Church in Fabric, Timișoara, Romania

The Church of the Nativity of Mary is a Greek Catholic church in the Fabric district of Timișoara. The church was originally Roman Catholic, then from 1906 Greek Catholic, from 1948 Orthodox, and from 1991 again Greek Catholic.

== History ==
The church was built between 1764 and 1765 in the Austrian Baroque style. It was originally a Roman Catholic church, but with the construction of the new Roman Catholic church in Romans' Square (1906), it was donated to the Greek Catholic parish in the Fabric district. Following its renovation and redevelopment to better serve its new purpose, it was consecrated on 26 November 1906, by Vasile Hossu, the Greek Catholic bishop of Lugoj.

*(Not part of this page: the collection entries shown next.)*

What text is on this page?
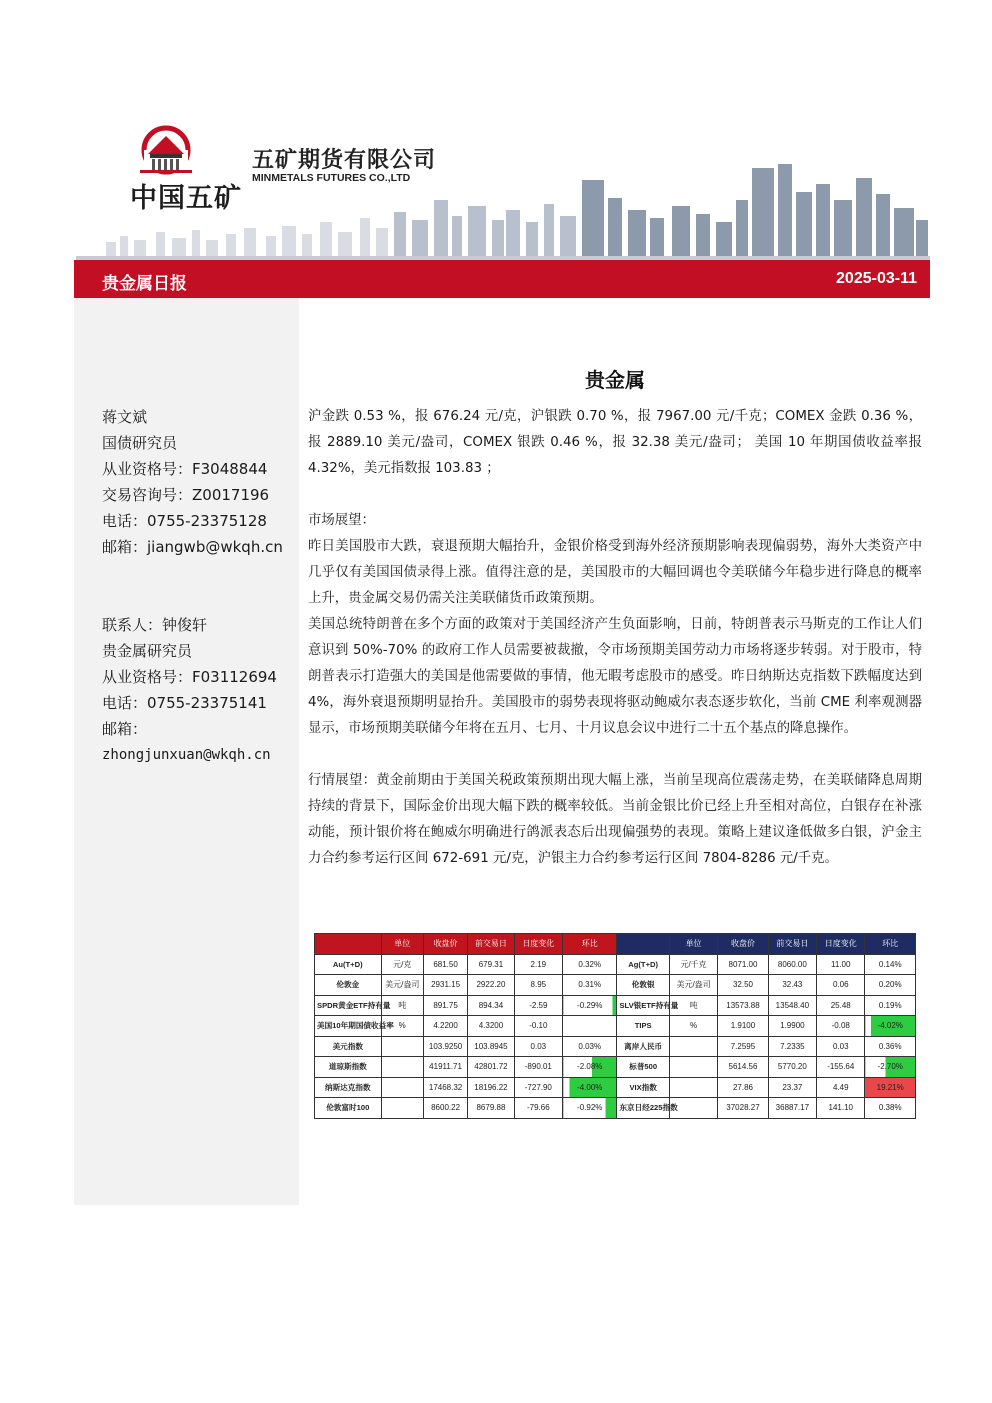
中国五矿
五矿期货有限公司
MINMETALS FUTURES CO.,LTD
贵金属日报	2025-03-11
蒋文斌
国债研究员
从业资格号：F3048844
交易咨询号：Z0017196
电话：0755-23375128
邮箱：jiangwb@wkqh.cn
联系人：钟俊轩
贵金属研究员
从业资格号：F03112694
电话：0755-23375141
邮箱：
zhongjunxuan@wkqh.cn
贵金属
沪金跌 0.53 %，报 676.24 元/克，沪银跌 0.70 %，报 7967.00 元/千克；COMEX 金跌 0.36 %，报 2889.10 美元/盎司，COMEX 银跌 0.46 %，报 32.38 美元/盎司； 美国 10 年期国债收益率报 4.32%，美元指数报 103.83 ；
市场展望：
昨日美国股市大跌，衰退预期大幅抬升，金银价格受到海外经济预期影响表现偏弱势，海外大类资产中几乎仅有美国国债录得上涨。值得注意的是，美国股市的大幅回调也令美联储今年稳步进行降息的概率上升，贵金属交易仍需关注美联储货币政策预期。
美国总统特朗普在多个方面的政策对于美国经济产生负面影响，日前，特朗普表示马斯克的工作让人们意识到 50%-70% 的政府工作人员需要被裁撤，令市场预期美国劳动力市场将逐步转弱。对于股市，特朗普表示打造强大的美国是他需要做的事情，他无暇考虑股市的感受。昨日纳斯达克指数下跌幅度达到 4%，海外衰退预期明显抬升。美国股市的弱势表现将驱动鲍威尔表态逐步软化，当前 CME 利率观测器显示，市场预期美联储今年将在五月、七月、十月议息会议中进行二十五个基点的降息操作。
行情展望：黄金前期由于美国关税政策预期出现大幅上涨，当前呈现高位震荡走势，在美联储降息周期持续的背景下，国际金价出现大幅下跌的概率较低。当前金银比价已经上升至相对高位，白银存在补涨动能，预计银价将在鲍威尔明确进行鸽派表态后出现偏强势的表现。策略上建议逢低做多白银，沪金主力合约参考运行区间 672-691 元/克，沪银主力合约参考运行区间 7804-8286 元/千克。
	单位	收盘价	前交易日	日度变化	环比		单位	收盘价	前交易日	日度变化	环比
Au(T+D)	元/克	681.50	679.31	2.19	0.32%	Ag(T+D)	元/千克	8071.00	8060.00	11.00	0.14%
伦敦金	美元/盎司	2931.15	2922.20	8.95	0.31%	伦敦银	美元/盎司	32.50	32.43	0.06	0.20%
SPDR黄金ETF持有量	吨	891.75	894.34	-2.59	-0.29%	SLV银ETF持有量	吨	13573.88	13548.40	25.48	0.19%
美国10年期国债收益率	%	4.2200	4.3200	-0.10		TIPS	%	1.9100	1.9900	-0.08	-4.02%
美元指数		103.9250	103.8945	0.03	0.03%	离岸人民币		7.2595	7.2335	0.03	0.36%
道琼斯指数		41911.71	42801.72	-890.01	-2.08%	标普500		5614.56	5770.20	-155.64	-2.70%
纳斯达克指数		17468.32	18196.22	-727.90	-4.00%	VIX指数		27.86	23.37	4.49	19.21%
伦敦富时100		8600.22	8679.88	-79.66	-0.92%	东京日经225指数		37028.27	36887.17	141.10	0.38%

The liturgical tasks were initially performed, until 1780, by Franciscan monks, later being taken over by the priests of the diocese of Cenad. Following the decree of the government of Petru Groza, in 1948, the Greek Catholic Church was abolished, and the place became Orthodox. In 1991 it was returned to the Greek Catholic Church.

== Architecture ==
The church building, built in the Austrian Baroque style, is erected in a rectangular plan, with a horseshoe-shaped apse. In its western part, the short tower stands out, with the helmet covered with tin, which marks the axis of the gate. Overlapping pilasters separate the facade into four axes. The church gate has a carved stone frame. In the 20th century, a portico with an arched roof, supported on columns, was erected in front of the gate. The trapezoidal arch of the frame bears the inscription Maria and the year of construction: 1765.

The original pulpit, in white and gold, is kept almost intact inside. The painting of the iconostasis, by the painter Virgil Simonescu between 1910 and 1920, is also impressive. The interior painting of the church was made in the 1990s by the Millthaler brothers from Timișoara.